BM: That’s a legitimate consideration. The industry strives to minimise environmental impacts. MAC doesn’t pretend that mining doesn’t impact the environment. We think it’s important to recognise that there are impacts, and to communicate and be accountable and transparent about that and also about the practices that our members undertake to manage and mitigate environmental impacts. Those are core priorities, or core principles, for our sustainability programme, Towards Sustainable Mining, which is mandatory for all of our members’ operations domestically in Canada.

[In terms of MAC members] we have Goldcorp with the Coffee project; we also have Victoria Gold with the Eagle project. There are other MAC members in the territory with projects at various different phases, but those companies will be deploying Towards Sustainable Mining as a sustainability programme at those sites.

CL: Are there other reforms or improvements that you would like to see take place in the Yukon mining sector to further improve its growth prospects?

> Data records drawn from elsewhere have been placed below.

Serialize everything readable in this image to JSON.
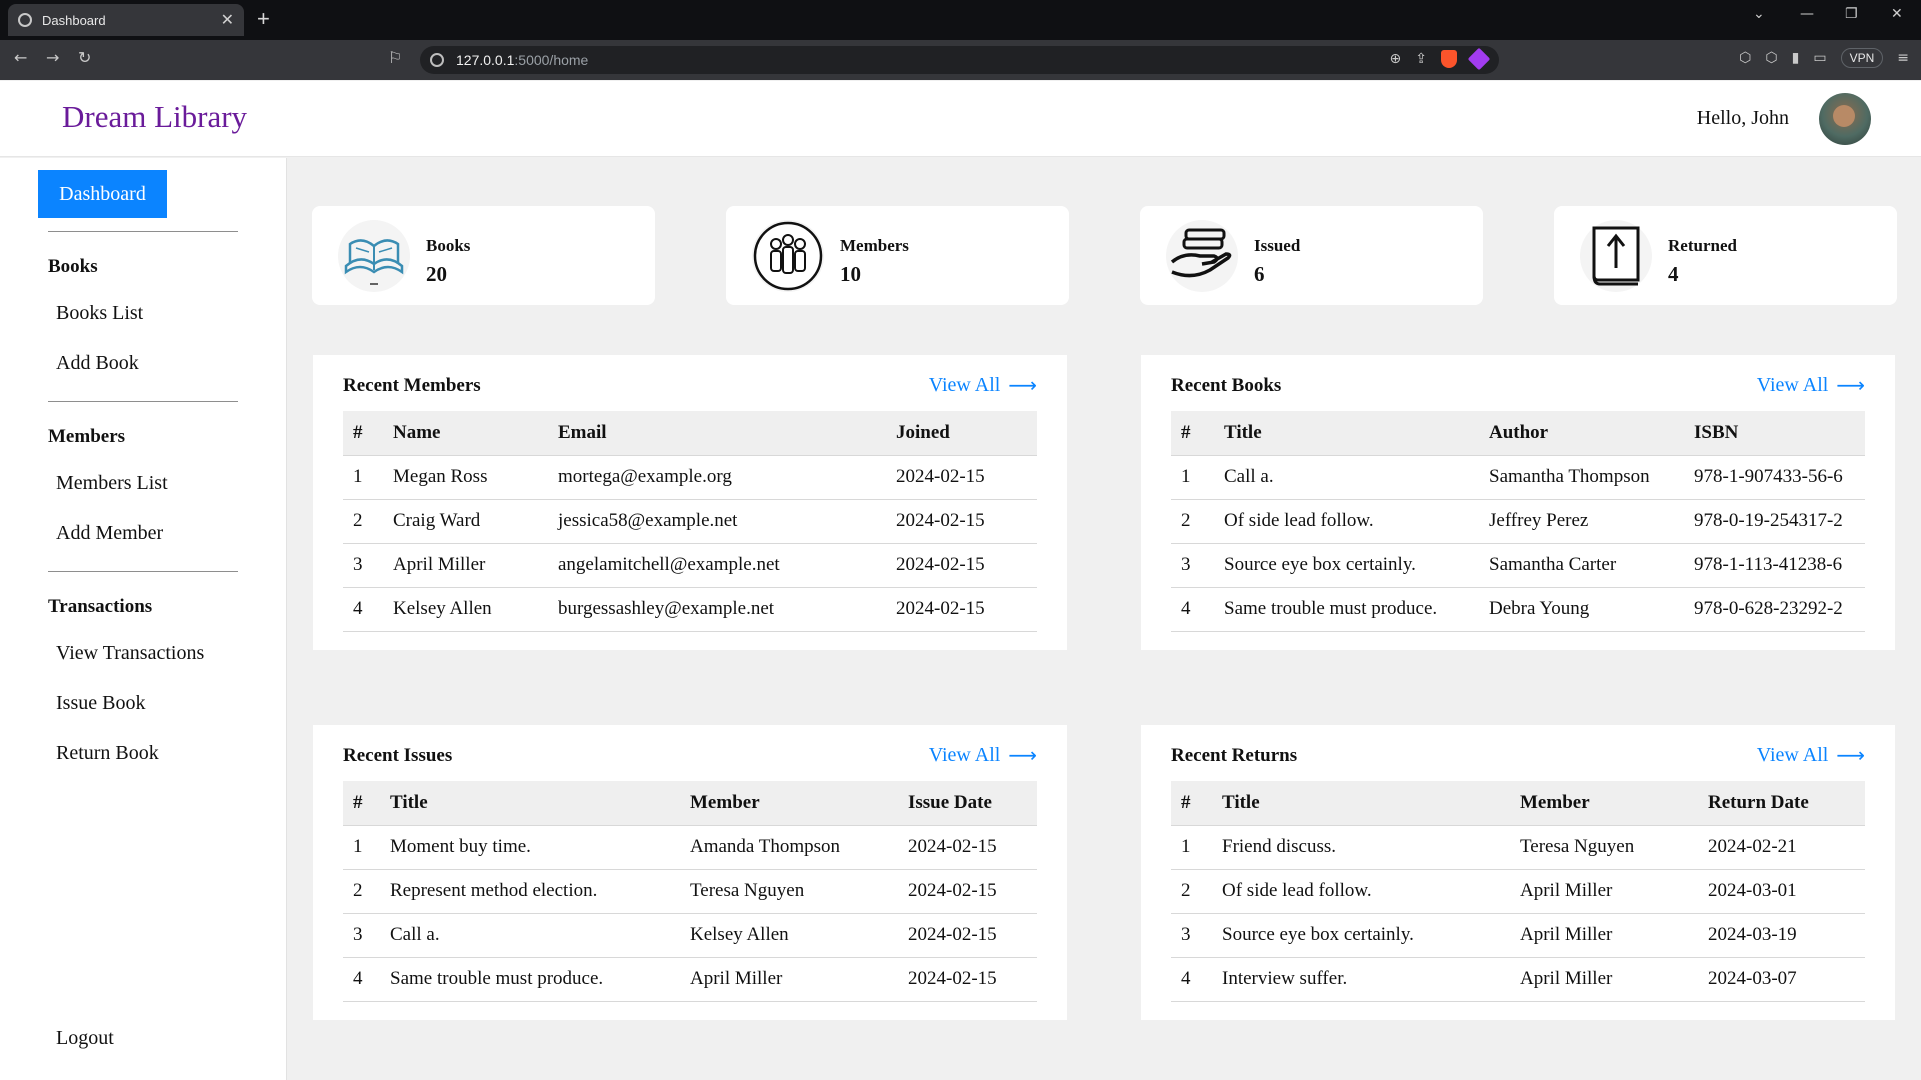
{
  "browser": {
    "tab_title": "Dashboard",
    "tab_close": "✕",
    "new_tab": "+",
    "url_host": "127.0.0.1",
    "url_path": ":5000/home",
    "vpn_label": "VPN"
  },
  "header": {
    "brand": "Dream Library",
    "greeting": "Hello, John"
  },
  "sidebar": {
    "dashboard": "Dashboard",
    "books_heading": "Books",
    "books_list": "Books List",
    "add_book": "Add Book",
    "members_heading": "Members",
    "members_list": "Members List",
    "add_member": "Add Member",
    "transactions_heading": "Transactions",
    "view_transactions": "View Transactions",
    "issue_book": "Issue Book",
    "return_book": "Return Book",
    "logout": "Logout"
  },
  "stats": [
    {
      "label": "Books",
      "value": "20",
      "icon": "open-book-icon"
    },
    {
      "label": "Members",
      "value": "10",
      "icon": "members-group-icon"
    },
    {
      "label": "Issued",
      "value": "6",
      "icon": "hand-book-icon"
    },
    {
      "label": "Returned",
      "value": "4",
      "icon": "return-book-icon"
    }
  ],
  "view_all": "View All",
  "recent_members": {
    "title": "Recent Members",
    "headers": [
      "#",
      "Name",
      "Email",
      "Joined"
    ],
    "rows": [
      [
        "1",
        "Megan Ross",
        "mortega@example.org",
        "2024-02-15"
      ],
      [
        "2",
        "Craig Ward",
        "jessica58@example.net",
        "2024-02-15"
      ],
      [
        "3",
        "April Miller",
        "angelamitchell@example.net",
        "2024-02-15"
      ],
      [
        "4",
        "Kelsey Allen",
        "burgessashley@example.net",
        "2024-02-15"
      ]
    ]
  },
  "recent_books": {
    "title": "Recent Books",
    "headers": [
      "#",
      "Title",
      "Author",
      "ISBN"
    ],
    "rows": [
      [
        "1",
        "Call a.",
        "Samantha Thompson",
        "978-1-907433-56-6"
      ],
      [
        "2",
        "Of side lead follow.",
        "Jeffrey Perez",
        "978-0-19-254317-2"
      ],
      [
        "3",
        "Source eye box certainly.",
        "Samantha Carter",
        "978-1-113-41238-6"
      ],
      [
        "4",
        "Same trouble must produce.",
        "Debra Young",
        "978-0-628-23292-2"
      ]
    ]
  },
  "recent_issues": {
    "title": "Recent Issues",
    "headers": [
      "#",
      "Title",
      "Member",
      "Issue Date"
    ],
    "rows": [
      [
        "1",
        "Moment buy time.",
        "Amanda Thompson",
        "2024-02-15"
      ],
      [
        "2",
        "Represent method election.",
        "Teresa Nguyen",
        "2024-02-15"
      ],
      [
        "3",
        "Call a.",
        "Kelsey Allen",
        "2024-02-15"
      ],
      [
        "4",
        "Same trouble must produce.",
        "April Miller",
        "2024-02-15"
      ]
    ]
  },
  "recent_returns": {
    "title": "Recent Returns",
    "headers": [
      "#",
      "Title",
      "Member",
      "Return Date"
    ],
    "rows": [
      [
        "1",
        "Friend discuss.",
        "Teresa Nguyen",
        "2024-02-21"
      ],
      [
        "2",
        "Of side lead follow.",
        "April Miller",
        "2024-03-01"
      ],
      [
        "3",
        "Source eye box certainly.",
        "April Miller",
        "2024-03-19"
      ],
      [
        "4",
        "Interview suffer.",
        "April Miller",
        "2024-03-07"
      ]
    ]
  }
}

BM: Infrastructure is obviously something we’re very pleased that the government has delivered on for the territory, but there are other, broader policy and regulatory considerations. There’s a bill before parliament that will change YESAA [Yukon Environment and Socio-economic Assessment Act] and MAC has been engaging on that. We have concern around one of the reassessment provisions in that bill, and we have been and will continue to be making representations to decision-makers on that.

And then one of the other pieces that is of consideration for us is how the federal government’s climate change programme is going to work with northern communities and the territories generally, acknowledging that in many respects they are in a relatively unique circumstance compared to some other regions in the country.

We want to ensure that emissions-intensive, trade-exposed [EITE] sectors are protected, mining being an EITE sector. Ultimately, the reason for that is that if EITE sectors are not protected, then you’ll get what’s called carbon leakage, and ultimately that has the potential to increase global emissions and reduce the capacity of the Canadian economy, and that’s a lose-lose situation that we’re really trying to avoid.